Well I'm confused now.
Initially, you said "it's about personal growth, rather than ideas of professional advancement"
Then you said "I would hope to use it as an aid to my repetetive work tasks"
Now whilst you CAN use C to do all those automation type tasks, you're in for a long haul before you would become anything like effective at solving those kinds of problems. If you're looking for any kind of early payback, then you're simply going to get disappointed and give up completely.
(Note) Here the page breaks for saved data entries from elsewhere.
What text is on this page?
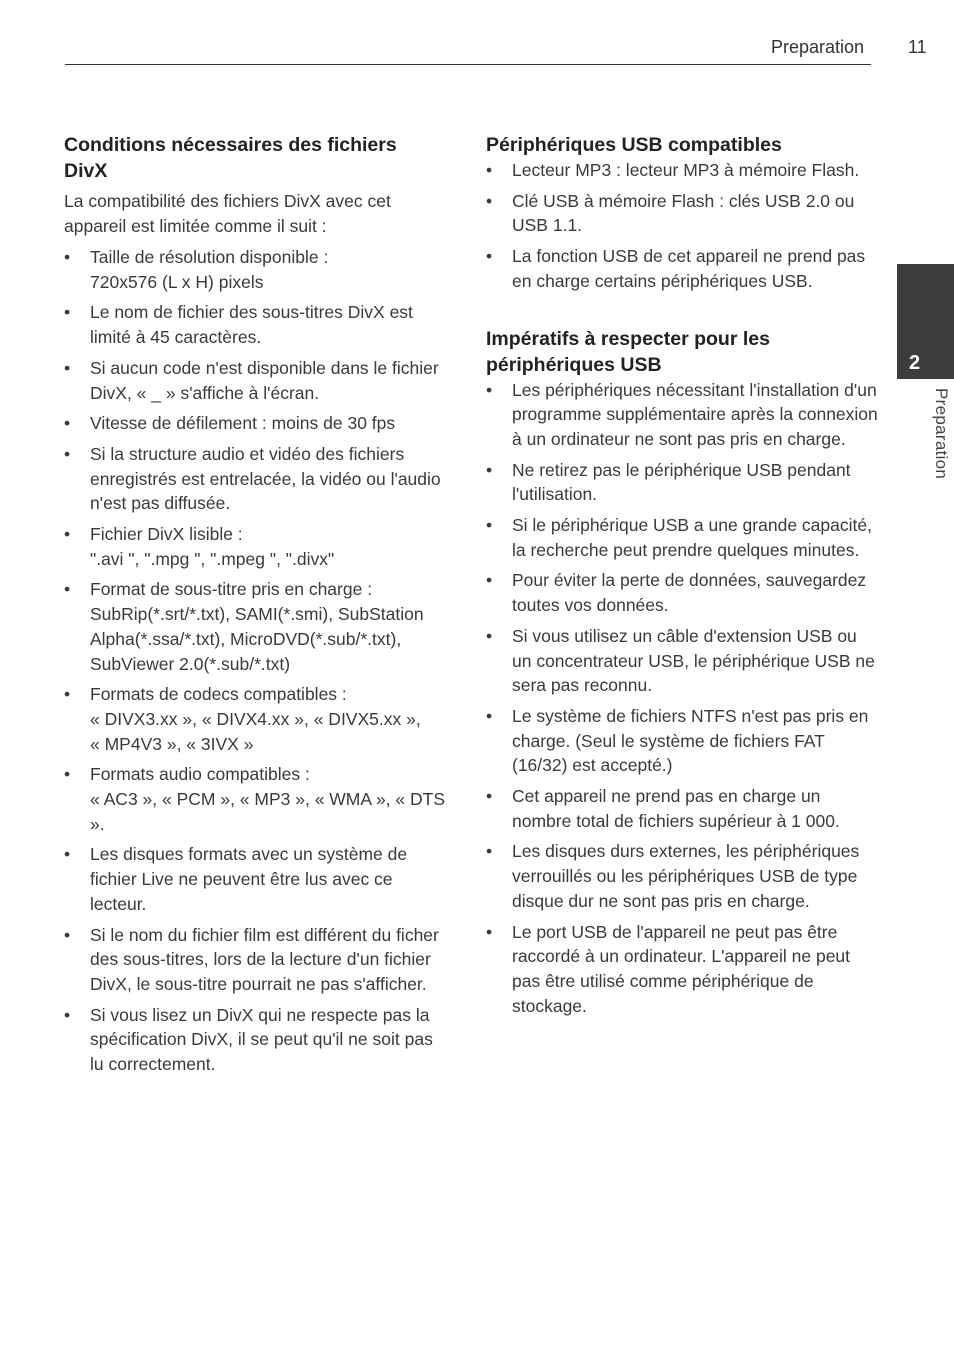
Preparation 11
2
Preparation
Conditions nécessaires des fichiers DivX

La compatibilité des fichiers DivX avec cet appareil est limitée comme il suit :

• Taille de résolution disponible :
720x576 (L x H) pixels
• Le nom de fichier des sous-titres DivX est limité à 45 caractères.
• Si aucun code n'est disponible dans le fichier DivX, « _ » s'affiche à l'écran.
• Vitesse de défilement : moins de 30 fps
• Si la structure audio et vidéo des fichiers enregistrés est entrelacée, la vidéo ou l'audio n'est pas diffusée.
• Fichier DivX lisible :
".avi ", ".mpg ", ".mpeg ", ".divx"
• Format de sous-titre pris en charge :
SubRip(*.srt/*.txt), SAMI(*.smi), SubStation Alpha(*.ssa/*.txt), MicroDVD(*.sub/*.txt), SubViewer 2.0(*.sub/*.txt)
• Formats de codecs compatibles :
« DIVX3.xx », « DIVX4.xx », « DIVX5.xx »,
« MP4V3 », « 3IVX »
• Formats audio compatibles :
« AC3 », « PCM », « MP3 », « WMA », « DTS ».
• Les disques formats avec un système de fichier Live ne peuvent être lus avec ce lecteur.
• Si le nom du fichier film est différent du ficher des sous-titres, lors de la lecture d'un fichier DivX, le sous-titre pourrait ne pas s'afficher.
• Si vous lisez un DivX qui ne respecte pas la spécification DivX, il se peut qu'il ne soit pas lu correctement.
Périphériques USB compatibles
• Lecteur MP3 : lecteur MP3 à mémoire Flash.
• Clé USB à mémoire Flash : clés USB 2.0 ou USB 1.1.
• La fonction USB de cet appareil ne prend pas en charge certains périphériques USB.
Impératifs à respecter pour les périphériques USB
• Les périphériques nécessitant l'installation d'un programme supplémentaire après la connexion à un ordinateur ne sont pas pris en charge.
• Ne retirez pas le périphérique USB pendant l'utilisation.
• Si le périphérique USB a une grande capacité, la recherche peut prendre quelques minutes.
• Pour éviter la perte de données, sauvegardez toutes vos données.
• Si vous utilisez un câble d'extension USB ou un concentrateur USB, le périphérique USB ne sera pas reconnu.
• Le système de fichiers NTFS n'est pas pris en charge. (Seul le système de fichiers FAT (16/32) est accepté.)
• Cet appareil ne prend pas en charge un nombre total de fichiers supérieur à 1 000.
• Les disques durs externes, les périphériques verrouillés ou les périphériques USB de type disque dur ne sont pas pris en charge.
• Le port USB de l'appareil ne peut pas être raccordé à un ordinateur. L'appareil ne peut pas être utilisé comme périphérique de stockage.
Trivial example - sum the file sizes in a directory.
C answer
Code:
#include <stdio.h>
#include <string.h>
int main ( ) {
char buff[BUFSIZ];
int sum = 0;
while ( fgets ( buff, BUFSIZ, stdin ) ) {
int thissize;
if ( sscanf( buff, "%*s%*s%*s%*s%d", &thissize ) == 1 ) {
sum += thissize;
}
}
printf("%d\n", sum );
return 0;
}
You then have to compile that code.
[tt]$ gcc -W -Wall -ansi -pedantic prog.c[/tt]
And then invoke it.
[tt]$ ls -l | ./a.out
9415487
[/tt]
In AWK (just one of several capable scripting languages), its just a few characters typed in on the command line.
Code:
$ ls -l | awk '{ sum += $5 }
END { print sum }'
9415487
Now scale that up to a fairly complicated script, and you're looking at massive amounts of C to write (and debug).
Like I said, if it's "just for the fun of it", then go for it. Just don't believe you'll be able to leverage it for work any time soon.
As a final point, I'd just like to say that learning to program is not the same as learning a programming language.
I mean, once you know how to program, a lot of languages start to look pretty similar.